The iVillage Gi plan: 17 dinner ideas
1. Tortilla omelette
Boil three new potatoes. Once cooked, slice into 1cm (1/2 in) slices. Heat one teaspoon of oil in a small, non-stick frying pan and gently cook half a finely sliced onion. Add the potato slices. In a small bowl, gently beat two medium-sized eggs with a tablespoon of water. Add to the pan and cook over a gentle heat until set. Serve with lots of sliced tomatoes, three slices of wafer-thin ham and spring onions.
2. Salmon fish cakes
Drain 75g (3oz) canned salmon. Mash salmon together with 75g (3oz) mashed potatoes patties. Mix in half a teaspoon curry powder, salt, pepper and a dash of lemon juice to taste. Cover the grill pan with foil and brush with oil. Divide and shape the mixture into three and coat in a dusting of flour. Place under a hot grill. Cook for about five minutes on each side until browned. Serve with steamed green vegetables such as broccoli or kale, sprinkled with balsamic vinegar.
3. Warm potato salad
Boil four new potatoes for 20 minutes or until knife tender. Boil or steam a handful of fresh or frozen green beans for four or five minutes. Once cooked, toss the potatoes and beans into a bowl, add four walnut halves, cherry tomatoes and 30g (1oz) feta cheese. Toss with a teaspoon of extra-virgin olive oil and the juice of half a lemon.
4. Vegetable satay
Heat a teaspoon olive oil in a saucepan and gently cook a sliced onion. Add a cereal bowlful of mixed vegetables, such as sliced courgette, peppers, aubergine and mushrooms. Cover with a lid and cook gently for a further five minutes. Add a crushed clove of garlic and a sliced chilli. Mix enough water into a dessertspoon of crunchy peanut butter to form a paste and stir this into the vegetables. Add two tablespoons of canned, drained chickpeas and simmer for five to ten minutes. Serve with a grilled mini-naan bread.
5.Goulash
Put 50g (2oz) brown rice on to boil. This will take about 35 minutes.

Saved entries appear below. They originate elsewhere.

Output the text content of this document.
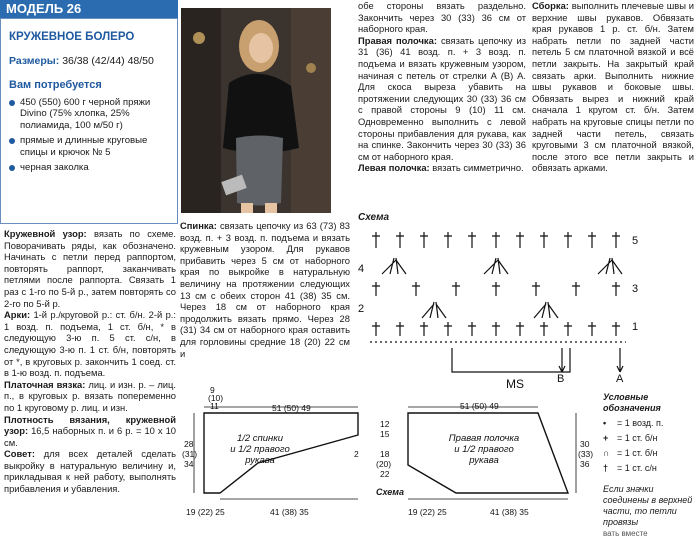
МОДЕЛЬ 26
КРУЖЕВНОЕ БОЛЕРО
Размеры: 36/38 (42/44) 48/50
Вам потребуется
450 (550) 600 г черной пряжи Divino (75% хлопка, 25% полиамида, 100 м/50 г)
прямые и длинные круговые спицы и крючок № 5
черная заколка
Кружевной узор: вязать по схеме. Поворачивать ряды, как обозначено. Начинать с петли перед раппортом, повторять раппорт, заканчивать петлями после раппорта. Связать 1 раз с 1-го по 5-й р., затем повторять со 2-го по 5-й р.
Арки: 1-й р./круговой р.: ст. б/н. 2-й р.: 1 возд. п. подъема, 1 ст. б/н, * в следующую 3-ю п. 5 ст. с/н, в следующую 3-ю п. 1 ст. б/н, повторять от *, в круговых р. закончить 1 соед. ст. в 1-ю возд. п. подъема.
Платочная вязка: лиц. и изн. р. – лиц. п., в круговых р. вязать попеременно по 1 круговому р. лиц. и изн.
Плотность вязания, кружевной узор: 16,5 наборных п. и 6 р. = 10 х 10 см.
Совет: для всех деталей сделать выкройку в натуральную величину и, прикладывая к ней работу, выполнять прибавления и убавления.
Спинка: связать цепочку из 63 (73) 83 возд. п. + 3 возд. п. подъема и вязать кружевным узором. Для рукавов прибавить через 5 см от наборного края по выкройке в натуральную величину на протяжении следующих 13 см с обеих сторон 41 (38) 35 см. Через 18 см от наборного края продолжить вязать прямо. Через 28 (31) 34 см от наборного края оставить для горловины средние 18 (20) 22 см и
обе стороны вязать раздельно. Закончить через 30 (33) 36 см от наборного края.
Правая полочка: связать цепочку из 31 (36) 41 возд. п. + 3 возд. п. подъема и вязать кружевным узором, начиная с петель от стрелки А (В) А. Для скоса выреза убавить на протяжении следующих 30 (33) 36 см с правой стороны 9 (10) 11 см. Одновременно выполнить с левой стороны прибавления для рукава, как на спинке. Закончить через 30 (33) 36 см от наборного края.
Левая полочка: вязать симметрично.
Сборка: выполнить плечевые швы и верхние швы рукавов. Обвязать края рукавов 1 р. ст. б/н. Затем набрать петли по задней части петель 5 см платочной вязкой и всё петли закрыть. На закрытый край связать арки. Выполнить нижние швы рукавов и боковые швы. Обвязать вырез и нижний край сначала 1 кругом ст. б/н. Затем набрать на круговые спицы петли по задней части петель, связать круговыми 3 см платочной вязкой, после этого все петли закрыть и обвязать арками.
Схема
5
4
3
2
1
MS	B	A
9
(10)
11	51 (50) 49
28
(31)
34
2
19 (22) 25	41 (38) 35
1/2 спинки
и 1/2 правого
рукава
51 (50) 49
12
15
18
(20)
22
30
(33)
36
19 (22) 25	41 (38) 35
Правая полочка
и 1/2 правого
рукава
Схема
Условные обозначения
•	= 1 возд. п.
+ = 1 ст. б/н
∩ = 1 ст. б/н
† = 1 ст. с/н
Если значки соединены в верхней части, то петли провязы
вать вместе
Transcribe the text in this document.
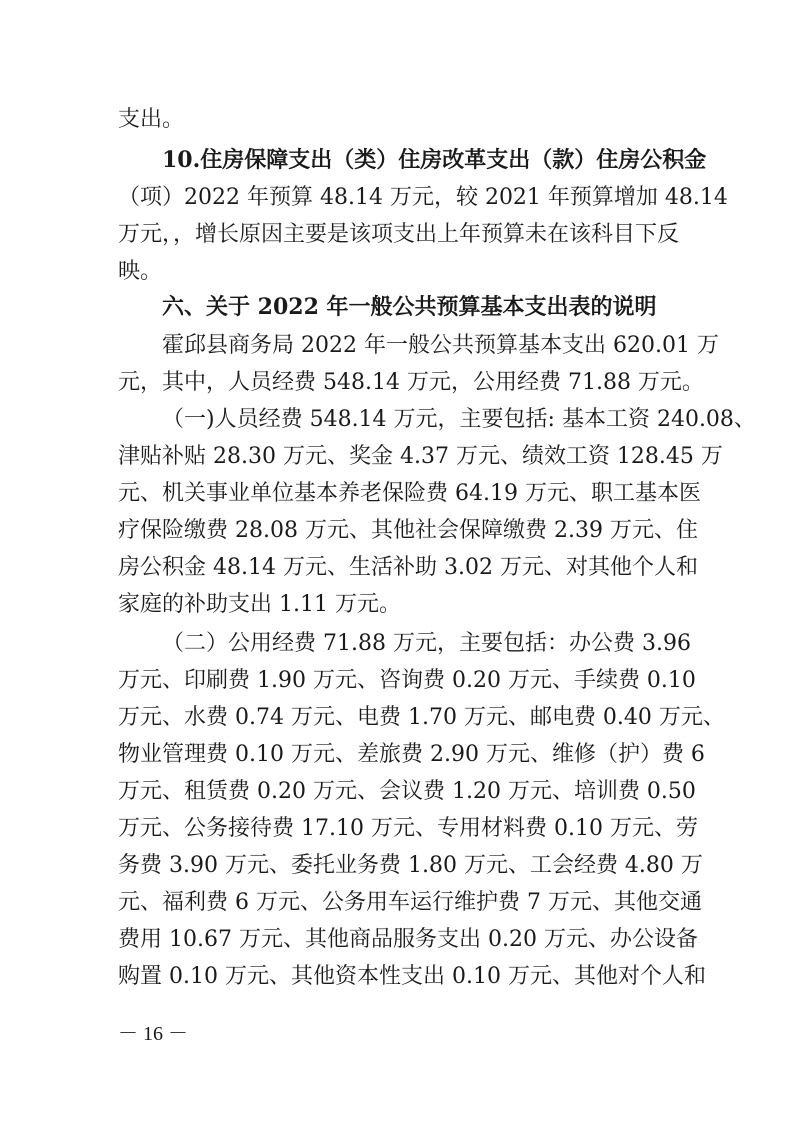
支出。
10.住房保障支出（类）住房改革支出（款）住房公积金
（项）2022 年预算 48.14 万元，较 2021 年预算增加 48.14
万元，，增长原因主要是该项支出上年预算未在该科目下反
映。
六、关于 2022 年一般公共预算基本支出表的说明
霍邱县商务局 2022 年一般公共预算基本支出 620.01 万
元，其中，人员经费 548.14 万元，公用经费 71.88 万元。
（一)人员经费 548.14 万元，主要包括: 基本工资 240.08、
津贴补贴 28.30 万元、奖金 4.37 万元、绩效工资 128.45 万
元、机关事业单位基本养老保险费 64.19 万元、职工基本医
疗保险缴费 28.08 万元、其他社会保障缴费 2.39 万元、住
房公积金 48.14 万元、生活补助 3.02 万元、对其他个人和
家庭的补助支出 1.11 万元。
（二）公用经费 71.88 万元，主要包括：办公费 3.96
万元、印刷费 1.90 万元、咨询费 0.20 万元、手续费 0.10
万元、水费 0.74 万元、电费 1.70 万元、邮电费 0.40 万元、
物业管理费 0.10 万元、差旅费 2.90 万元、维修（护）费 6
万元、租赁费 0.20 万元、会议费 1.20 万元、培训费 0.50
万元、公务接待费 17.10 万元、专用材料费 0.10 万元、劳
务费 3.90 万元、委托业务费 1.80 万元、工会经费 4.80 万
元、福利费 6 万元、公务用车运行维护费 7 万元、其他交通
费用 10.67 万元、其他商品服务支出 0.20 万元、办公设备
购置 0.10 万元、其他资本性支出 0.10 万元、其他对个人和
－ 16 －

Heat one teaspoon olive oil in a casserole dish and brown off 75g (3oz) lean steak pieces, half an onion and a crushed clove of garlic. Add a teaspoon paprika and a small tin of tomatoes and stir well. Season with freshly ground black pepper and simmer for 30 minutes. Cut half a pepper into strips, add to the goulash and simmer for a further ten minutes. Stir in two tablespoons of natural low-fat yoghurt and serve with boiled rice.
6. Mixed vegetarian pasta
Cook 50g (2oz) pasta according to package directions, don't add salt or fat. Heat a teaspoon of oil in a non-stick pan and add a quarter of sliced onion, half a sliced courgette, a pepper and a handful of sliced mushrooms. Cook until softened and then stir in fresh herbs of your choice and a tablespoon of half-fat creme fraiche. Combine pasta with vegetables and serve.
7. Chickpea stew with couscous
Heat one teaspoon olive oil in a non-stick saucepan. Gently cook a sliced onion and add a clove of garlic and a sliced red pepper. Once slightly softened, add half a (400g (14oz)) tin chickpeas (or other cooked pulses), a (400g (14oz)) tin of tomatoes, a teaspoon tomato puree, a pinch of sugar and herbs such as basil, mint or oregano, paprika or chilli powder. Simmer for 10-15 minutes and serve with 30g (1oz) couscous (dry weight, prepared as per package directions).